7. None or very few spelling errors, none of which would be caught by spell-check; words and phrases effectively combined, appropriate to the assignment; sentences varied and complex; punctuation, capitalization, and other conventions, such as documentation style, are correct.

 

The B paper will:

1. Contain a thesis that is partially developed in addressing the essay topic

 

2. Supports the thesis with only some relevant information surrounding the essay topic.

 

3. Provides a limited analysis of how the American Revolution could be considered a defense of liberty.

 

4. Make only limited use document and provides little more than a restatement of what they say.

 

5. Tone appropriate to assignment and audience, but effectiveness of the writing inconsistent; words mostly standard written English, with some errors of usage.

 

6. Few errors, none detracting from overall effectiveness; sentence structure generally correct; sentences not varied enough in structure yet not detracting from the overall effectiveness; few errors in punctuation, capitalization and other conventions, such as documentation style; errors not detracting from overall effectiveness.

 

The C paper will:

1. Contains a confused or unfocused thesis.

 

2. Provides few relevant facts, or lists facts with little or no application to the question

 

3. Has little or no analysis of the documents.

 

4. Merely lists and the documents; only restates what each document says.

5. Tone cannot be discerned or displays disinterest; tone not counterproductive, just ineffective; some words inaccurate or appropriate to oral speech, not standard written English.

 

6. Several errors detract from the effectiveness, especially errors that should be caught by use of spell-check; many sentences structurally weak and repetitive, with grammatical errors; errors in punctuation, capitalization, and other conventions, such as documentation, detract from overall effectiveness.

 

The D/F paper will:

1. Lacks a thesis or merely restates the question

 

2. Shows no evidence of critical thinking.

 

3. Provides only a small amount of relevant facts.

 

4. No analysis of the documents

 

5. Does not meet the minimum requirements of the paper.

 

6. Multiple spelling and grammatical errors.

 

Paper Format

The essay should follow this basic format.

 

1. Intro paragraph: state, in your own words, the question, provide a thesis, and tell the reader how you will address the body of the paper.

 

2. The body of the paper: here you will delve into the contents of the essay.

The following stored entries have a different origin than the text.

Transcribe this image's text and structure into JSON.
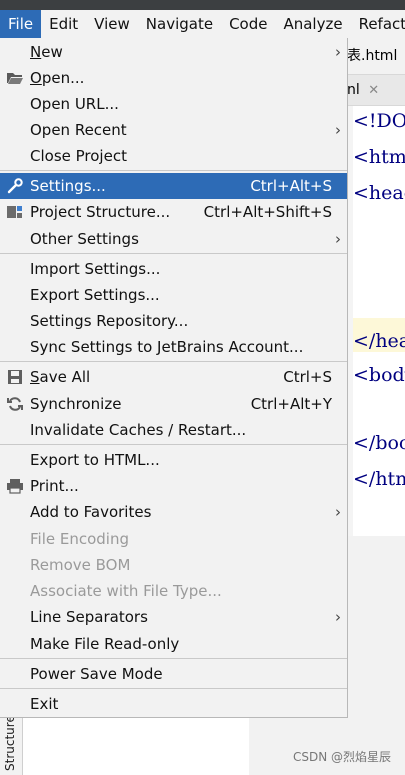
{
  "menubar": {
    "items": [
      "File",
      "Edit",
      "View",
      "Navigate",
      "Code",
      "Analyze",
      "Refactor"
    ]
  },
  "editor": {
    "tab_top": "表.html",
    "tab_second": "nl",
    "code_lines": [
      "<!DOC",
      "<htm",
      "<head",
      "</hea",
      "<body",
      "</boo",
      "</htm"
    ]
  },
  "file_menu": {
    "items": [
      {
        "label": "New",
        "mnemonic": "N",
        "rest": "ew",
        "submenu": true
      },
      {
        "label": "Open...",
        "mnemonic": "O",
        "rest": "pen...",
        "icon": "folder-open-icon"
      },
      {
        "label": "Open URL...",
        "mnemonic": "",
        "rest": "Open URL..."
      },
      {
        "label": "Open Recent",
        "mnemonic": "",
        "rest": "Open Recent",
        "submenu": true
      },
      {
        "label": "Close Project",
        "mnemonic": "",
        "rest": "Close Project"
      },
      {
        "label": "Settings...",
        "mnemonic": "",
        "rest": "Settings...",
        "shortcut": "Ctrl+Alt+S",
        "icon": "wrench-icon",
        "selected": true
      },
      {
        "label": "Project Structure...",
        "mnemonic": "",
        "rest": "Project Structure...",
        "shortcut": "Ctrl+Alt+Shift+S",
        "icon": "project-structure-icon"
      },
      {
        "label": "Other Settings",
        "mnemonic": "",
        "rest": "Other Settings",
        "submenu": true
      },
      {
        "label": "Import Settings...",
        "mnemonic": "",
        "rest": "Import Settings..."
      },
      {
        "label": "Export Settings...",
        "mnemonic": "",
        "rest": "Export Settings..."
      },
      {
        "label": "Settings Repository...",
        "mnemonic": "",
        "rest": "Settings Repository..."
      },
      {
        "label": "Sync Settings to JetBrains Account...",
        "mnemonic": "",
        "rest": "Sync Settings to JetBrains Account..."
      },
      {
        "label": "Save All",
        "mnemonic": "S",
        "rest": "ave All",
        "shortcut": "Ctrl+S",
        "icon": "save-icon"
      },
      {
        "label": "Synchronize",
        "mnemonic": "",
        "rest": "Synchronize",
        "shortcut": "Ctrl+Alt+Y",
        "icon": "synchronize-icon"
      },
      {
        "label": "Invalidate Caches / Restart...",
        "mnemonic": "",
        "rest": "Invalidate Caches / Restart..."
      },
      {
        "label": "Export to HTML...",
        "mnemonic": "",
        "rest": "Export to HTML..."
      },
      {
        "label": "Print...",
        "mnemonic": "",
        "rest": "Print...",
        "icon": "print-icon"
      },
      {
        "label": "Add to Favorites",
        "mnemonic": "",
        "rest": "Add to Favorites",
        "submenu": true
      },
      {
        "label": "File Encoding",
        "mnemonic": "",
        "rest": "File Encoding",
        "disabled": true
      },
      {
        "label": "Remove BOM",
        "mnemonic": "",
        "rest": "Remove BOM",
        "disabled": true
      },
      {
        "label": "Associate with File Type...",
        "mnemonic": "",
        "rest": "Associate with File Type...",
        "disabled": true
      },
      {
        "label": "Line Separators",
        "mnemonic": "",
        "rest": "Line Separators",
        "submenu": true
      },
      {
        "label": "Make File Read-only",
        "mnemonic": "",
        "rest": "Make File Read-only"
      },
      {
        "label": "Power Save Mode",
        "mnemonic": "",
        "rest": "Power Save Mode"
      },
      {
        "label": "Exit",
        "mnemonic": "",
        "rest": "Exit"
      }
    ]
  },
  "bottom": {
    "structure_tab": "Structure",
    "watermark": "CSDN @烈焰星辰"
  },
  "colors": {
    "selection": "#2d6bb6",
    "menu_bg": "#f2f2f2",
    "disabled_text": "#9a9a9a",
    "code_tag": "#000080"
  }
}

A good way to see the body of the paper is to view it as the defense of your thesis. It is here that you will incorporate your documents into your essay.

 

3. Conclusion: Restate, in your own words (but different from the introduction) the question, restate your thesis, and remind the reader how you answered and defended the thesis.

 

Final Note: For a class centered around a particular set of views, a full disclosure is appropriate. If you are a left-wing student who happens to embrace Marxism, that’s fine – as long as you are able to explain why you are so completely wrong about everything (that’s a joke!).  The same applies to those right-wing students who think government should be limited – that’s fine as long as you are able to explain why you think that way and the righteousness of your view (another joke, lighten up!).  What the life of the mind is all about – or supposed to be about – is open mindedness to hear all view points and, perhaps most important, render a reasoned decision about the validity of the ideas presented.